Billy Fenton

Personal information
- Full name: William Hartas Fenton
- Date of birth: 23 June 1926
- Place of birth: Hartlepool, England
- Date of death: 16 April 1973 (aged 46)
- Place of death: York, England
- Height: 5 ft 9 in (1.75 m)
- Position(s): Winger

Senior career*
- Years: Team / Apps / (Gls)
- 1944–?: Barnsley / 0 / (0)
- 000?–1948: Horden Colliery Welfare / ? / (?)
- 1948–1951: Blackburn Rovers / 33 / (7)
- 1951–1958: York City / 257 / (118)
- 1958–1959: Scarborough / ? / (10)
- Total:  / 290 / (125)

= Billy Fenton =

English footballer

William Hartas Fenton (23 June 1926 – 16 April 1973) was an English footballer. He played as a left-winger in the immediate post-Second World War period. The highest level he played at was with Blackburn Rovers, but he spent most of his professional career with York City.

==Career==
Born in Hartlepool, County Durham, Fenton started his career with Barnsley, whom he signed for in November 1944. After leaving Barnsley he returned to his native North-East, playing for Horden Colliery Welfare. In December 1948 Fenton joined Blackburn Rovers, then in the Second Division. He was not a regular at the club, playing only 33 times in the next two and a half seasons.

Fenton signed for York City in May 1951 for a small fee, and in his first season scored 31 goals, setting a new record for the club, which was previously held by Reg Baines. He was part of the team which played in the FA Cup semi-final in 1955. Fenton stayed with York City for several seasons, writing himself into the club's history books by scoring 124 goals in 278 games, making him the third highest goalscorer in the club's history after Norman Wilkinson and Keith Walwyn.

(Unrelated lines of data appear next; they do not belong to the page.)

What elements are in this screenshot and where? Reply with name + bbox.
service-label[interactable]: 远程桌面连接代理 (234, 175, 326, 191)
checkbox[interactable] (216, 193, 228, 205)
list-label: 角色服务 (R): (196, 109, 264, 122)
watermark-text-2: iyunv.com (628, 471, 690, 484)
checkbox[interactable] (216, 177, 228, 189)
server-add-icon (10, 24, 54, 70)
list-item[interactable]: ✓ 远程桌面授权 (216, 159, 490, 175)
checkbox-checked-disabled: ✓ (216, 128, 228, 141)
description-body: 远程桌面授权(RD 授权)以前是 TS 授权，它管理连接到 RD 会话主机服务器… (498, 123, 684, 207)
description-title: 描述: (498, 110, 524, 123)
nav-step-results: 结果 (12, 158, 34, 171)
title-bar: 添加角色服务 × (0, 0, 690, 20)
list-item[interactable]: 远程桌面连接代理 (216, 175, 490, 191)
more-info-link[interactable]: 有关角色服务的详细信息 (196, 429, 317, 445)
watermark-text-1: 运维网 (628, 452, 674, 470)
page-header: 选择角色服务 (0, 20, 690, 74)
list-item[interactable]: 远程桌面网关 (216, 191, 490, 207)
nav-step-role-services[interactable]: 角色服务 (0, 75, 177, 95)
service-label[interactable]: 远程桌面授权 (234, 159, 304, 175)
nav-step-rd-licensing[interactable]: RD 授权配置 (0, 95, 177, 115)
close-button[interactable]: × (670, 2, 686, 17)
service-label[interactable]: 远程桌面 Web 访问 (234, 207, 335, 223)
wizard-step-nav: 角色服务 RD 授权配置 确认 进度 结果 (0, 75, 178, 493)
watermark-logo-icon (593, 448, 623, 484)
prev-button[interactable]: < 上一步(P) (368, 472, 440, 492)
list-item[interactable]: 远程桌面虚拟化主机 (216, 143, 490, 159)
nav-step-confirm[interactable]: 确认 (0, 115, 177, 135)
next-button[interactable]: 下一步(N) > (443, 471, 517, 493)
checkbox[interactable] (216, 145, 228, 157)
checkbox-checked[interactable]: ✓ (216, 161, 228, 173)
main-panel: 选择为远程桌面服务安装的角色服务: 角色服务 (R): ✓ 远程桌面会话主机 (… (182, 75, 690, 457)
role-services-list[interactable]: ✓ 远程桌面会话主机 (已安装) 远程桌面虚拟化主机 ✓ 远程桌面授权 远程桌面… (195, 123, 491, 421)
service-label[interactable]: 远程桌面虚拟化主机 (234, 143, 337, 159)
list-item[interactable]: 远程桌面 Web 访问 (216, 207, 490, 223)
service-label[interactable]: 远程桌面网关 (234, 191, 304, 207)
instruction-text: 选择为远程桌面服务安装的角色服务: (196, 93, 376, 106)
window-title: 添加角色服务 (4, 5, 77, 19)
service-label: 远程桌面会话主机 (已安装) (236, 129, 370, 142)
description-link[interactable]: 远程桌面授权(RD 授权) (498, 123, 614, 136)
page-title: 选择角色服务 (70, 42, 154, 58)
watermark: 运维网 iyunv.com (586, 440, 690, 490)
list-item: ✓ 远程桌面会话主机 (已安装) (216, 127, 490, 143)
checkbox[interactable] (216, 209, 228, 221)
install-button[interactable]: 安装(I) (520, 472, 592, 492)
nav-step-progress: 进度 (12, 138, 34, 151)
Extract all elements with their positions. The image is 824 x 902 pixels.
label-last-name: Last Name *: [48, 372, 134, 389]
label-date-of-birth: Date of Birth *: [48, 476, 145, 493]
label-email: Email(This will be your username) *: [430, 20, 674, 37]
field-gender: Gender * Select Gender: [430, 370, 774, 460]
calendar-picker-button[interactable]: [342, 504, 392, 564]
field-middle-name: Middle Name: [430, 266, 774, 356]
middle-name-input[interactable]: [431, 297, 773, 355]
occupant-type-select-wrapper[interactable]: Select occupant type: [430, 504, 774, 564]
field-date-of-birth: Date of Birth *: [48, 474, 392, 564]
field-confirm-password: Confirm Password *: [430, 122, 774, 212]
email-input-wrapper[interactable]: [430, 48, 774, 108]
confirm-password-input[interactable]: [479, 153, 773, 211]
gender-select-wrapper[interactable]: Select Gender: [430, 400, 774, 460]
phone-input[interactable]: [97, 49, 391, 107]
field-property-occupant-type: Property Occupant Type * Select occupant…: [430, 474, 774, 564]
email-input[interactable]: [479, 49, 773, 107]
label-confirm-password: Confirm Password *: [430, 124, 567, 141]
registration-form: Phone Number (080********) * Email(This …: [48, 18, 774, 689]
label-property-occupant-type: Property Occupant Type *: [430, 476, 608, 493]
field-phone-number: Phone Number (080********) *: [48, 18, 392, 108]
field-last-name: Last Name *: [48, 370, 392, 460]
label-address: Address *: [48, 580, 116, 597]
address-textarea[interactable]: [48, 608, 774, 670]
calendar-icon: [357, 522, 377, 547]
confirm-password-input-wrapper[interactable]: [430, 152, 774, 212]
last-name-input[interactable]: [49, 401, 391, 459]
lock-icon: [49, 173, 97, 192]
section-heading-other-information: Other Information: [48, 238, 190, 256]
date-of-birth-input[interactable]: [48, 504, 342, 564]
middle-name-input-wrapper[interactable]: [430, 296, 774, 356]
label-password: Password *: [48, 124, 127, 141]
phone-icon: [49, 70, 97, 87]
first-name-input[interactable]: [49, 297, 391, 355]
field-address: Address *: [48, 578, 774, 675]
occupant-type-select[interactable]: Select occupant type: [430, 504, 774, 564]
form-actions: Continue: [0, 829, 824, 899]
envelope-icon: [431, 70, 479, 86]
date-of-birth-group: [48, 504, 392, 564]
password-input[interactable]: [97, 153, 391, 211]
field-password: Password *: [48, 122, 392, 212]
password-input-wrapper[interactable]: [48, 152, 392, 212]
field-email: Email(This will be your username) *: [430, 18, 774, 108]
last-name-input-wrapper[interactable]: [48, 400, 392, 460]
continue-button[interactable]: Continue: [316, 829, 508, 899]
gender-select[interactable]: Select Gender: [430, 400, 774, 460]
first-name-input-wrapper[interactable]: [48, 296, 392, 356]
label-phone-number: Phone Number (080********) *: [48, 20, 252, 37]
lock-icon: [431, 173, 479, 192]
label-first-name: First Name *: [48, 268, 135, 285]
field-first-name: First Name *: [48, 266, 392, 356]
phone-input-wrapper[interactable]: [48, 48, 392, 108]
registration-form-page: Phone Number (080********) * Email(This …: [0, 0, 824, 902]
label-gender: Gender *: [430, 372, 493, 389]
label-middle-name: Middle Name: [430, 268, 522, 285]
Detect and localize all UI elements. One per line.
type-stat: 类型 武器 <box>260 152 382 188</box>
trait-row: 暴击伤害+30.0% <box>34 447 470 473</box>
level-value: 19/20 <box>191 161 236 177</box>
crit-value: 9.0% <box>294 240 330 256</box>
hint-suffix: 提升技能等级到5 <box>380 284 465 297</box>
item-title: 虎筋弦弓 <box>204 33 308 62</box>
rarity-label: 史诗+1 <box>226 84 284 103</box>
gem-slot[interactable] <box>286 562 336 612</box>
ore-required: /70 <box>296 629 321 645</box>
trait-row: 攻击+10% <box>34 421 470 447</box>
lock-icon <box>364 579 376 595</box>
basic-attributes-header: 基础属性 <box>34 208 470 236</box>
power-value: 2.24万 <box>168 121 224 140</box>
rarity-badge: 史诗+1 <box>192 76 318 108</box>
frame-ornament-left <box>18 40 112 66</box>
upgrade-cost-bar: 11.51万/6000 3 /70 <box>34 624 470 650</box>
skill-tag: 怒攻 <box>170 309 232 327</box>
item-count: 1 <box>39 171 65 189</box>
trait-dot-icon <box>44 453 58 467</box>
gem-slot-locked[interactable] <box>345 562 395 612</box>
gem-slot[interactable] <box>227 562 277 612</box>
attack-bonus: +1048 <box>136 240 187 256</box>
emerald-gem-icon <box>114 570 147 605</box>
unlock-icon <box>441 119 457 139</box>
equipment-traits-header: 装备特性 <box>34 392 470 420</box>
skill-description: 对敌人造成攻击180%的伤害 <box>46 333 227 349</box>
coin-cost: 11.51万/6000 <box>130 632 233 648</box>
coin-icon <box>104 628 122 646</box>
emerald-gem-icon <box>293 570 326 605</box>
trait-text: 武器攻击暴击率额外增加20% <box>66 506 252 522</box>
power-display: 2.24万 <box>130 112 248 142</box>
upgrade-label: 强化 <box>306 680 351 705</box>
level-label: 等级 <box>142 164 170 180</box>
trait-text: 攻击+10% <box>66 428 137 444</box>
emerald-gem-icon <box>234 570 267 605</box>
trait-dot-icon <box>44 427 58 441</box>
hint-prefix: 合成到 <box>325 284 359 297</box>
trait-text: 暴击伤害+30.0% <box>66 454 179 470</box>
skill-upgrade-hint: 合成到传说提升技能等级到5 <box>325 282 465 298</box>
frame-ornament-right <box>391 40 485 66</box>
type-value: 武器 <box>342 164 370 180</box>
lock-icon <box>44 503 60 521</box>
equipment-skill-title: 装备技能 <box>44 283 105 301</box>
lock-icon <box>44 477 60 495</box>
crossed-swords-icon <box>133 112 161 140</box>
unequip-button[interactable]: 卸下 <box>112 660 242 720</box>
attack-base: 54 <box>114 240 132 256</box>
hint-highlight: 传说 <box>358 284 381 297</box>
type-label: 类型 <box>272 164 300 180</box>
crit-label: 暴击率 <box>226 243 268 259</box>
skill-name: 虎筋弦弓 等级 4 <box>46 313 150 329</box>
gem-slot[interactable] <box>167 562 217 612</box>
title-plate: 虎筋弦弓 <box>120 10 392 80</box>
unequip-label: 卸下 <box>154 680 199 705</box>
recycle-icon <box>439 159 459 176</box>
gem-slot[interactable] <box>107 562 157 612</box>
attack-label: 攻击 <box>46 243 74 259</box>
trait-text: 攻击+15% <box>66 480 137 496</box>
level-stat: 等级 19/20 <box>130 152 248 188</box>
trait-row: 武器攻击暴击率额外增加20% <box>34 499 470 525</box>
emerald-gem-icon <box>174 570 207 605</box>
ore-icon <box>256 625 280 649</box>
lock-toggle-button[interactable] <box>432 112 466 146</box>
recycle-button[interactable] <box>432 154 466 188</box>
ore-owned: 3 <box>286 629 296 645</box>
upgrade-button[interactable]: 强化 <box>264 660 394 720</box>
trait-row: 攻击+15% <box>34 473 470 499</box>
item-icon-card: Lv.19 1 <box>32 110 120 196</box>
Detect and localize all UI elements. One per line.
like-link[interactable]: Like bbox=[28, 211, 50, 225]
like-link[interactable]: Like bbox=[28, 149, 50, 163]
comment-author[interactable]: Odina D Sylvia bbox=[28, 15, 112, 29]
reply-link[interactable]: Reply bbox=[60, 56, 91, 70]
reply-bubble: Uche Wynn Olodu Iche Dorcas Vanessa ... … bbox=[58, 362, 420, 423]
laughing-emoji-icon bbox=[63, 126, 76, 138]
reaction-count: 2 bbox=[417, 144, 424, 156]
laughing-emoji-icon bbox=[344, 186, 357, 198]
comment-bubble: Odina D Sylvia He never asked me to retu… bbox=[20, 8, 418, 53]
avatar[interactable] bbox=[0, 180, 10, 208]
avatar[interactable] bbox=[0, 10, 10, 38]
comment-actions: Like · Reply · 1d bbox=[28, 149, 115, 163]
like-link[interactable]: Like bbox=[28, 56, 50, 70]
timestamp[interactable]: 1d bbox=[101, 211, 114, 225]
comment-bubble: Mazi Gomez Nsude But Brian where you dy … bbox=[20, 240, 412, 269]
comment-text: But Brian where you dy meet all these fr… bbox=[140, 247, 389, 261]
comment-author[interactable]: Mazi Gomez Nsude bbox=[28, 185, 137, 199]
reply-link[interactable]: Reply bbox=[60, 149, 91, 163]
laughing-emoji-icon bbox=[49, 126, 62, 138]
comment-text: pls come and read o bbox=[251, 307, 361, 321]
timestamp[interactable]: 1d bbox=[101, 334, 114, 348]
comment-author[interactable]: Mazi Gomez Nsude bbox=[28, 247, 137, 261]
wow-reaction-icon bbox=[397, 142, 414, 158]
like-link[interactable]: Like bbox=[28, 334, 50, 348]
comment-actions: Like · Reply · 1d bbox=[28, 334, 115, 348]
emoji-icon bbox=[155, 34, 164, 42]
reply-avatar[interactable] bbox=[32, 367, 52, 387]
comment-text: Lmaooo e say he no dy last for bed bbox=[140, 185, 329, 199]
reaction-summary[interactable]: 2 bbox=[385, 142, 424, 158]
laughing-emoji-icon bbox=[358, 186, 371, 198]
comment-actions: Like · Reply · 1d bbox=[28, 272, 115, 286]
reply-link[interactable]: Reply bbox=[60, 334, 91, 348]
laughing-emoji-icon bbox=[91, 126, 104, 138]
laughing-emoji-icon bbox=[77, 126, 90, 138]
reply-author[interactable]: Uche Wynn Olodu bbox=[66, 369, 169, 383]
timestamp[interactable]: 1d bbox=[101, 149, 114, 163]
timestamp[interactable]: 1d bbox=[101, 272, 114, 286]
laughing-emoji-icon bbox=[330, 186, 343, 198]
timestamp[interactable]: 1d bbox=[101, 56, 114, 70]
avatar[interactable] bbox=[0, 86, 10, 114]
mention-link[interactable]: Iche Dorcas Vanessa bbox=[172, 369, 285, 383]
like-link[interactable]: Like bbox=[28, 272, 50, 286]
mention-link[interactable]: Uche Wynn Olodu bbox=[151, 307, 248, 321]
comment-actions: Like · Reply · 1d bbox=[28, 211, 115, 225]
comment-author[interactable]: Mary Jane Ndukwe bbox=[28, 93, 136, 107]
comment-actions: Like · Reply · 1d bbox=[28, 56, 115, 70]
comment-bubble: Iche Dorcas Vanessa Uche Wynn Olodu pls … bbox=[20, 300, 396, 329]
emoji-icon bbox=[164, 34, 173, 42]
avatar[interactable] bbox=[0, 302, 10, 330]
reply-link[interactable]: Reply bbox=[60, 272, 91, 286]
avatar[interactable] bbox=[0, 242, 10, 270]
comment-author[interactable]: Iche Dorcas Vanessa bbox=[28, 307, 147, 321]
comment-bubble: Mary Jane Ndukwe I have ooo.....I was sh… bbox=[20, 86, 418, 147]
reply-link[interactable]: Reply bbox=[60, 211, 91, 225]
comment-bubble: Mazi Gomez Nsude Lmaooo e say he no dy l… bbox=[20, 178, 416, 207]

After leaving York, Fenton went on to play for another North Yorkshire side, Scarborough, whom he signed for in July 1958. He scored 12 goals in 29 appearances for the Midland League side in all competitions, including 10 goals in the league in the 1958–59 season.

Fenton died in York at the age of 46 on 16 April 1973. The Billy Fenton Memorial Trophy is presented annually by his widow Margo to York City's Clubman of the Year.